Daesh’s cross-border territorial gains from 2014 continue to be reversed on multiple fronts in Iraq and Syria as major military campaigns are being waged in Mosul and Al-Bab, and are under preparation in Raqqa, the “capital” of the self-styled caliphate. Remarkably, Palmyra, the only place recaptured by the Syrian military itself, was retaken by Daesh in December 2016.
A huge number of actors, often with conflicting goals, are involved in the anti-Daesh offensives: the Iraqi armed forces, supporting militias and the Popular Mobilisation Units; Kurdish-dominated armed factions; the Turkish military, Russia, Iran and the multinational Operation ‘Inherent Resolve’ are all engaged in this fight.

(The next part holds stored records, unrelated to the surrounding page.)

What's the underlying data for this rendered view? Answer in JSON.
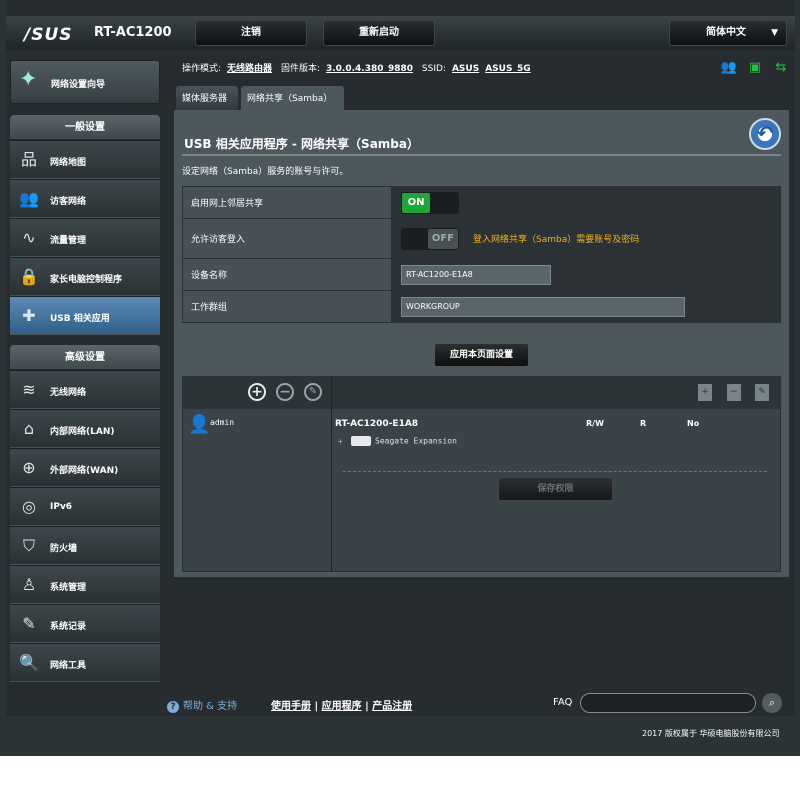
{
  "header": {
    "brand": "/SUS",
    "model": "RT-AC1200",
    "logout_label": "注销",
    "reboot_label": "重新启动",
    "language": "简体中文"
  },
  "wizard": {
    "label": "网络设置向导"
  },
  "nav": {
    "general_header": "一般设置",
    "general_items": [
      {
        "label": "网络地图",
        "icon": "network-map-icon"
      },
      {
        "label": "访客网络",
        "icon": "guest-network-icon"
      },
      {
        "label": "流量管理",
        "icon": "traffic-icon"
      },
      {
        "label": "家长电脑控制程序",
        "icon": "parental-control-icon"
      },
      {
        "label": "USB 相关应用",
        "icon": "usb-puzzle-icon"
      }
    ],
    "advanced_header": "高级设置",
    "advanced_items": [
      {
        "label": "无线网络",
        "icon": "wifi-icon"
      },
      {
        "label": "内部网络(LAN)",
        "icon": "lan-home-icon"
      },
      {
        "label": "外部网络(WAN)",
        "icon": "wan-globe-icon"
      },
      {
        "label": "IPv6",
        "icon": "ipv6-icon"
      },
      {
        "label": "防火墙",
        "icon": "shield-icon"
      },
      {
        "label": "系统管理",
        "icon": "admin-user-icon"
      },
      {
        "label": "系统记录",
        "icon": "log-icon"
      },
      {
        "label": "网络工具",
        "icon": "tools-icon"
      }
    ]
  },
  "status": {
    "mode_label": "操作模式:",
    "mode": "无线路由器",
    "fw_label": "固件版本:",
    "fw": "3.0.0.4.380_9880",
    "ssid_label": "SSID:",
    "ssid1": "ASUS",
    "ssid2": "ASUS_5G"
  },
  "tabs": [
    "媒体服务器",
    "网络共享（Samba）"
  ],
  "page": {
    "title": "USB 相关应用程序 - 网络共享（Samba）",
    "description": "设定网络（Samba）服务的账号与许可。",
    "rows": {
      "neighbor_label": "启用网上邻居共享",
      "neighbor_state": "ON",
      "guest_label": "允许访客登入",
      "guest_state": "OFF",
      "guest_hint": "登入网络共享（Samba）需要账号及密码",
      "device_label": "设备名称",
      "device_value": "RT-AC1200-E1A8",
      "workgroup_label": "工作群组",
      "workgroup_value": "WORKGROUP"
    },
    "apply_label": "应用本页面设置"
  },
  "share": {
    "user": "admin",
    "device": "RT-AC1200-E1A8",
    "perm_rw": "R/W",
    "perm_r": "R",
    "perm_no": "No",
    "disk": "Seagate Expansion",
    "save_label": "保存权限"
  },
  "footer": {
    "help": "帮助 & 支持",
    "manual": "使用手册",
    "apps": "应用程序",
    "register": "产品注册",
    "faq": "FAQ",
    "copyright": "2017 版权属于 华硕电脑股份有限公司"
  }
}
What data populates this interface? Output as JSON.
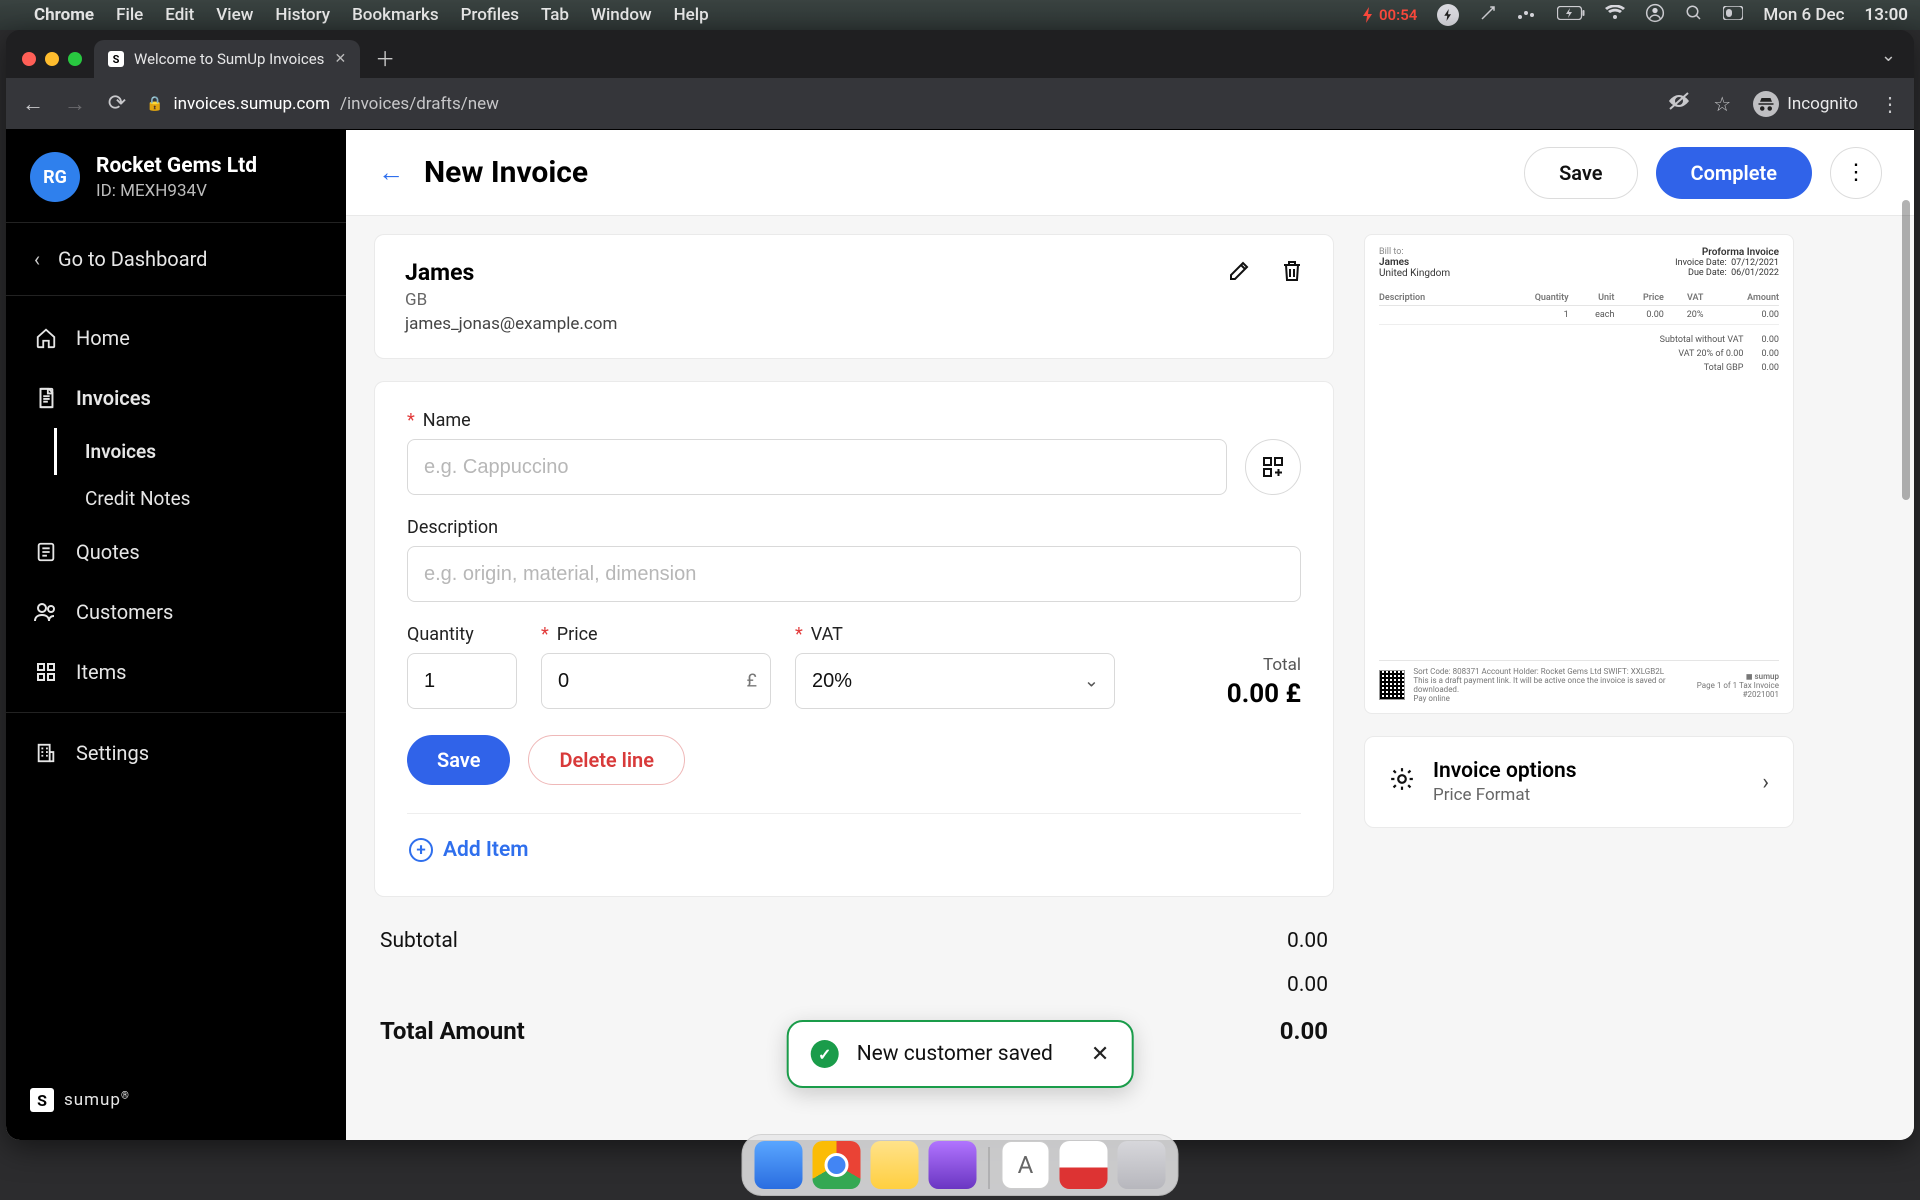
{
  "mac_menu": {
    "app": "Chrome",
    "items": [
      "File",
      "Edit",
      "View",
      "History",
      "Bookmarks",
      "Profiles",
      "Tab",
      "Window",
      "Help"
    ],
    "battery_time": "00:54",
    "date": "Mon 6 Dec",
    "time": "13:00"
  },
  "browser": {
    "tab_title": "Welcome to SumUp Invoices",
    "url_host": "invoices.sumup.com",
    "url_path": "/invoices/drafts/new",
    "incognito_label": "Incognito"
  },
  "sidebar": {
    "org_initials": "RG",
    "org_name": "Rocket Gems Ltd",
    "org_id_label": "ID: MEXH934V",
    "go_dashboard": "Go to Dashboard",
    "items": [
      {
        "label": "Home",
        "icon": "home"
      },
      {
        "label": "Invoices",
        "icon": "invoice",
        "active": true,
        "sub": [
          {
            "label": "Invoices",
            "active": true
          },
          {
            "label": "Credit Notes"
          }
        ]
      },
      {
        "label": "Quotes",
        "icon": "quote"
      },
      {
        "label": "Customers",
        "icon": "customers"
      },
      {
        "label": "Items",
        "icon": "items"
      }
    ],
    "settings_label": "Settings",
    "brand": "sumup"
  },
  "header": {
    "title": "New Invoice",
    "save": "Save",
    "complete": "Complete"
  },
  "customer": {
    "name": "James",
    "country_code": "GB",
    "email": "james_jonas@example.com"
  },
  "item_form": {
    "name_label": "Name",
    "name_placeholder": "e.g. Cappuccino",
    "description_label": "Description",
    "description_placeholder": "e.g. origin, material, dimension",
    "quantity_label": "Quantity",
    "quantity_value": "1",
    "price_label": "Price",
    "price_value": "0",
    "price_suffix": "£",
    "vat_label": "VAT",
    "vat_value": "20%",
    "total_label": "Total",
    "total_value": "0.00 £",
    "save_btn": "Save",
    "delete_btn": "Delete line",
    "add_item": "Add Item"
  },
  "summary": {
    "subtotal_label": "Subtotal",
    "subtotal_value": "0.00",
    "vat_value": "0.00",
    "total_label": "Total Amount",
    "total_value": "0.00"
  },
  "preview": {
    "bill_to_label": "Bill to:",
    "bill_to_name": "James",
    "bill_to_country": "United Kingdom",
    "type_label": "Proforma Invoice",
    "invoice_date_label": "Invoice Date:",
    "invoice_date": "07/12/2021",
    "due_date_label": "Due Date:",
    "due_date": "06/01/2022",
    "col_desc": "Description",
    "col_qty": "Quantity",
    "col_unit": "Unit",
    "col_price": "Price",
    "col_vat": "VAT",
    "col_amount": "Amount",
    "row_qty": "1",
    "row_unit": "each",
    "row_price": "0.00",
    "row_vat": "20%",
    "row_amount": "0.00",
    "sub_subtotal_label": "Subtotal without VAT",
    "sub_subtotal_value": "0.00",
    "sub_vat_label": "VAT 20% of 0.00",
    "sub_vat_value": "0.00",
    "sub_total_label": "Total GBP",
    "sub_total_value": "0.00",
    "footer_left_1": "Pay online",
    "footer_center": "Sort Code: 808371   Account Holder: Rocket Gems Ltd   SWIFT: XXLGB2L",
    "footer_center_2": "This is a draft payment link. It will be active once the invoice is saved or downloaded.",
    "footer_right": "Page 1 of 1   Tax Invoice  #2021001",
    "footer_brand": "sumup"
  },
  "options": {
    "title": "Invoice options",
    "sub": "Price Format"
  },
  "toast": {
    "message": "New customer saved"
  }
}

As no terrorist movement can operate effectively without a broad range of supporters, Iraq’s political arrangements and the peace-building process in Syria will significantly determine the future Sunni stance over extremist ideas and organisations, particularly Salafi-jihadism.
Furthermore, two main issues emerge with regard to an assumed post-Daesh order: the reorientation of its fighters, including foreign fighters returning to Europe and the capability of inclusive governance to roll back sectarianism.